Even with the grant, if you’re buying a property, then it’s wise that you have enough savings and a sound financial plan that covers you for months ahead. This is crucial given that you don’t have a partner’s income to fall back on to tide through rainy periods. Here are some methods you can follow so you don’t end up in a financial stress:

  • Have enough fund to sustain yourself, especially in case of emergencies or unexpected loss of job/income.
  • Central Provident Fund (CPF) is also a key factor – understand how much you have in your CPF account and get assessment done for loan eligibility.
  • To calculate your mortgage repayment, you can use PropertyGuru’s Mortgage Repayment Calculator. As a guide, your mortgage payments should not exceed 30 percent of your monthly salary.
  • Try also the PropertyGuru Affordability Calculator to check the maximum property affordability based on the current government regulations and property cooling measures.

Consider private house

In case your minimum age, unit type and policies are hindering you from owning your dream house, condominiums are a great alternative depending on your available funds.
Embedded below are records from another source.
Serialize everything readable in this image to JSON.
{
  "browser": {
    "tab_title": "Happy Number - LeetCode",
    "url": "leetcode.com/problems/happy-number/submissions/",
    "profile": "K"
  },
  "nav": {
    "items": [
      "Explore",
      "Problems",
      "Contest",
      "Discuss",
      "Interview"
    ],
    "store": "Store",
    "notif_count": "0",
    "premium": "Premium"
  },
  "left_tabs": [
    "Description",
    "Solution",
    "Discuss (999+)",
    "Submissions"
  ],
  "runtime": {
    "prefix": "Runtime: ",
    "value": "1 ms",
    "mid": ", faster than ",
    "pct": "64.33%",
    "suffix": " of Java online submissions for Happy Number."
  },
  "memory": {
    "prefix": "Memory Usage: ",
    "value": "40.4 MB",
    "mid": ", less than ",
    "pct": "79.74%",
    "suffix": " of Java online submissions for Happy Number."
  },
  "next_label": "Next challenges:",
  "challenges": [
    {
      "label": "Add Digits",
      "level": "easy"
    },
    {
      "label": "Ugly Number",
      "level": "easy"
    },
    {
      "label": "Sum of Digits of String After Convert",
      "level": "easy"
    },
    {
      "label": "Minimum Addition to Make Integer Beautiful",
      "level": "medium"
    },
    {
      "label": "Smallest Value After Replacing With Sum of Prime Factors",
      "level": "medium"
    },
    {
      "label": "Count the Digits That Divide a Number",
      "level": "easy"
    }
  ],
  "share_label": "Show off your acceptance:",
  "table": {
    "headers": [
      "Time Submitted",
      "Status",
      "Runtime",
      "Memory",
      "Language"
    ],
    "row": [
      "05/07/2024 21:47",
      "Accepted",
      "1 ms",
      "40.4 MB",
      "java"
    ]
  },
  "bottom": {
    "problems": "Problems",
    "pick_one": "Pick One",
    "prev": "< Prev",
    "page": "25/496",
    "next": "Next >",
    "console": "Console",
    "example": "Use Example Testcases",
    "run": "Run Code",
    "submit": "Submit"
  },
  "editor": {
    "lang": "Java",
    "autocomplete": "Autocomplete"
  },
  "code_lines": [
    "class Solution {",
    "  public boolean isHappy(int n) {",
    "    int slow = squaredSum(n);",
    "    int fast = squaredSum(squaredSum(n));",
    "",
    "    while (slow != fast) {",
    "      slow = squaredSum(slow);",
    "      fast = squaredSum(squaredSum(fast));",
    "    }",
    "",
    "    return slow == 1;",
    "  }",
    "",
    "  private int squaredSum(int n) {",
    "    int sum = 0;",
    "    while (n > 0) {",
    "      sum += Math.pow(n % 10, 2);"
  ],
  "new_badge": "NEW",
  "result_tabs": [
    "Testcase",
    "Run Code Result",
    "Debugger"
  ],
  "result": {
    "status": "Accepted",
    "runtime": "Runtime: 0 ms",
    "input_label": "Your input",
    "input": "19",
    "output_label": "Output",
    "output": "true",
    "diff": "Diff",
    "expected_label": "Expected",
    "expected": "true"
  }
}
However, you should keep in mind that private properties often come with hidden costs like monthly maintenance fees and transportation costs, which might add up if public transportation is not easily accessible.

However, if you think your preferred private property is located in an isolated location now, then lookout for upcoming projects and future government plans for the area so you will have an idea on how the vicinity may be equipped and valued at in the future. Try checking out PropertyGuru’s AreaInsider to scout through different areas in Singapore.

Renting is another option

We understand that purchasing a property can be overwhelming for a lot of people. It’s a long-term commitment that comes with a hefty price tag. This is why renting a place is another option. Another plus point of renting is that you can look for a place that is convenient for you – nearer to public transportation or located in the city.

But, if you rent a home with friends or strangers, most people think that they will need to compromise on their privacy, but they’re wrong. Here are ways you can rent a place without sacrificing your privacy:

  • If you’re single or unmarried, look at which room would work best for you. Although a master bedroom can be slightly pricier, but it offers more privacy as you don’t have to share the bathroom with other tenants.
  • Keep in mind position of your room as it is best to avoid corridor-facing rooms and flats close to the lift. This is to prevent passer-by from seeing what is happening inside the house.
  • If you can stagger financial investments, then you may opt to rent a fully furnished flat with like-minded, similar aged individuals to share costs. Also, avoid buying expensive furniture or appliances when first getting your own space.

Tenancy rights

Be sure to always read through the tenancy agreement and negotiate the terms before the commencement of a rental lease. Always take your time to fully understand the clauses of the lease period, especially the exit clauses in case of termination of contract. Remember there’s no turning back after signing the deal!

Besides that, ensure that you’re protected and compensated sufficiently in case of unexpected lease termination by the owner.However, if you’re buying private property with friends, do keep in mind whether it’s joint tenancy or tenancy in common which determines survivorship rights and other terms.

There you have it – four tips for the LGBTQs and singles to take the big step of securing a property in Singapore. Happy hunting and good luck!